A newly discovered attack method highlights a significant vulnerability in AI web assistants. The technique takes advantage of the difference between what a browser displays to a user and what AI systems read from the page’s HTML code.
Exploiting Browser Rendering Gaps
By utilizing a custom font and simple CSS, attackers can deliver harmful instructions invisibly to users, while AI safety mechanisms detect only benign content. This attack was demonstrated in December 2025, revealing the disconnect between a webpage’s Document Object Model (DOM) text and its visual rendering.

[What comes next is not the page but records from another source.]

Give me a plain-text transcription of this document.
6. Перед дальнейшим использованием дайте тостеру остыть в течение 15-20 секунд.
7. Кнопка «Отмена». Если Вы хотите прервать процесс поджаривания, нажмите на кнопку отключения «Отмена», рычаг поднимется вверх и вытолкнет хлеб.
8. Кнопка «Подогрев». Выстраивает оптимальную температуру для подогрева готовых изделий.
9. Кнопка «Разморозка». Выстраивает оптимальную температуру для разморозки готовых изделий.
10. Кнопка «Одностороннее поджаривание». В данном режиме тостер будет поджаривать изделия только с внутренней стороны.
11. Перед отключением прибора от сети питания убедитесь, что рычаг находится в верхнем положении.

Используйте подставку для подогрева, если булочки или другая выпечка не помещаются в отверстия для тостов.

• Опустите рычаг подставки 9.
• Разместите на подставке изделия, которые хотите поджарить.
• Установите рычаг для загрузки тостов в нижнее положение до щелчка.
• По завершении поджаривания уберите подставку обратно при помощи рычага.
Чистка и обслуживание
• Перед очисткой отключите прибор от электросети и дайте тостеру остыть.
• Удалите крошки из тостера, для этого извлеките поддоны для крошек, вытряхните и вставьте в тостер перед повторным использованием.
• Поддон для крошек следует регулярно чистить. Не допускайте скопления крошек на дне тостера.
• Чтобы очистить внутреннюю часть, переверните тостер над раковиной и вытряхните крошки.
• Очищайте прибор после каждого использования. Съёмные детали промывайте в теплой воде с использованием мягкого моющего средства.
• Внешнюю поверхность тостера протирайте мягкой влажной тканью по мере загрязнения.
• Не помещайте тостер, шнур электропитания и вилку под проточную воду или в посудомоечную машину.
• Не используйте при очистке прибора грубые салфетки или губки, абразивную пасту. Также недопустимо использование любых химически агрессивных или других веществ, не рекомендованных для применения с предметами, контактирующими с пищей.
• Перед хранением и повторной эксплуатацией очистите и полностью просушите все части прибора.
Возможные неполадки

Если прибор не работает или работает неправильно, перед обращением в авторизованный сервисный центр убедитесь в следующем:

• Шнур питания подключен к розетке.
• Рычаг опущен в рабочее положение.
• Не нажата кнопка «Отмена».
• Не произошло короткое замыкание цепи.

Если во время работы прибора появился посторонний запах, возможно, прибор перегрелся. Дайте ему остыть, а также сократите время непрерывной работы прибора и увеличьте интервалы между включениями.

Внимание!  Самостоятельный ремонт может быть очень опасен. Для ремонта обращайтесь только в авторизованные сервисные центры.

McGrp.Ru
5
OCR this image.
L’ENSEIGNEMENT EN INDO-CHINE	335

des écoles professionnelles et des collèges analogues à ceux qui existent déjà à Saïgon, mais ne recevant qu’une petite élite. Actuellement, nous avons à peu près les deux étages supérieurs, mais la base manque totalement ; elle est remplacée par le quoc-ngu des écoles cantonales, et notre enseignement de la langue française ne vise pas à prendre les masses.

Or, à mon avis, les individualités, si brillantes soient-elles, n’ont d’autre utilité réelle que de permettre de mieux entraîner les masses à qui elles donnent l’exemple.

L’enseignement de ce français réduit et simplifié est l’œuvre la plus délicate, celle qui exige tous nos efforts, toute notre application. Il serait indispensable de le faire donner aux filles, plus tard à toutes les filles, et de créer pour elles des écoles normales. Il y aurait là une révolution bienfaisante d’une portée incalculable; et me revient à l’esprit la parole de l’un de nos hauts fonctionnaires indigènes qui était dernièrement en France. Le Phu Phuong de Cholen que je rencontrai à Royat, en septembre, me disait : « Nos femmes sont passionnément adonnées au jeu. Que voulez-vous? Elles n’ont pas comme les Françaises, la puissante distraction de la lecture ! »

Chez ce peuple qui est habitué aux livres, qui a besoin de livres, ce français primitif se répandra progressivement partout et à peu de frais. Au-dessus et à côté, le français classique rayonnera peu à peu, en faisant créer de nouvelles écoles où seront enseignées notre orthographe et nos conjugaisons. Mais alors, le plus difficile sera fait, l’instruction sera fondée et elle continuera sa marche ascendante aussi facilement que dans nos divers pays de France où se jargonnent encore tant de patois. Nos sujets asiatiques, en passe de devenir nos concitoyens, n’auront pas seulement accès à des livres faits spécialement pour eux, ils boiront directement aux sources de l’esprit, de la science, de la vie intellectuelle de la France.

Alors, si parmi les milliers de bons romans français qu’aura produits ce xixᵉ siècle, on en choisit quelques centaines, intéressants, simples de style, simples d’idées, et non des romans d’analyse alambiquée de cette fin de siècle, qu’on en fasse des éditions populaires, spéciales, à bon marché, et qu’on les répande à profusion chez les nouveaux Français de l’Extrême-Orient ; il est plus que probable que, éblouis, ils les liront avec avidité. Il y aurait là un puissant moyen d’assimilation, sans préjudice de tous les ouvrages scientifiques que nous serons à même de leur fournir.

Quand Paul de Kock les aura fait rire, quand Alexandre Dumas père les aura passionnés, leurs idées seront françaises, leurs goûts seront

AI tools parse the raw HTML, but browsers utilize a visual processing system to interpret fonts, CSS, and glyphs, creating the display seen by users. Attackers exploit this by inserting malicious content into the gap between these two interpretations.
LayerX’s Proof-of-Concept
LayerX showcased this vulnerability by creating a test page disguised as a fanfiction site for the Bioshock video game. Beneath the surface, a custom font acted as a cipher, displaying normal HTML as unreadable gibberish while rendering a dangerous payload in visible green text, prompting users to execute harmful actions.
All tested AI assistants, including ChatGPT, Claude, Gemini, and others, failed to detect the threat, often advising users to follow the malicious instructions, thus highlighting a critical flaw in AI security.
Industry Response and Recommendations
This attack does not rely on JavaScript or exploit browser vulnerabilities, as the browser operates as intended. The flaw lies in AI tools that interpret DOM text as the complete user view, ignoring potential discrepancies in the rendering layer.
LayerX responsibly disclosed the findings to major AI vendors. Microsoft accepted the report and requested a full remediation period, while other vendors had varied responses, ranging from downgrading the issue to rejecting it as out of scope.
The primary risk is AI-assisted social engineering, where attackers manipulate AI to endorse malicious pages, leveraging the AI’s perceived trustworthiness to deceive users. As AI becomes integral to security workflows, these vulnerabilities must be addressed.
LayerX recommends AI vendors adopt dual-mode analysis, consider custom fonts as threat vectors, and scan for CSS-based hiding techniques. Ensuring AI tools do not affirm safety without verifying a page’s full context is crucial to enhance security.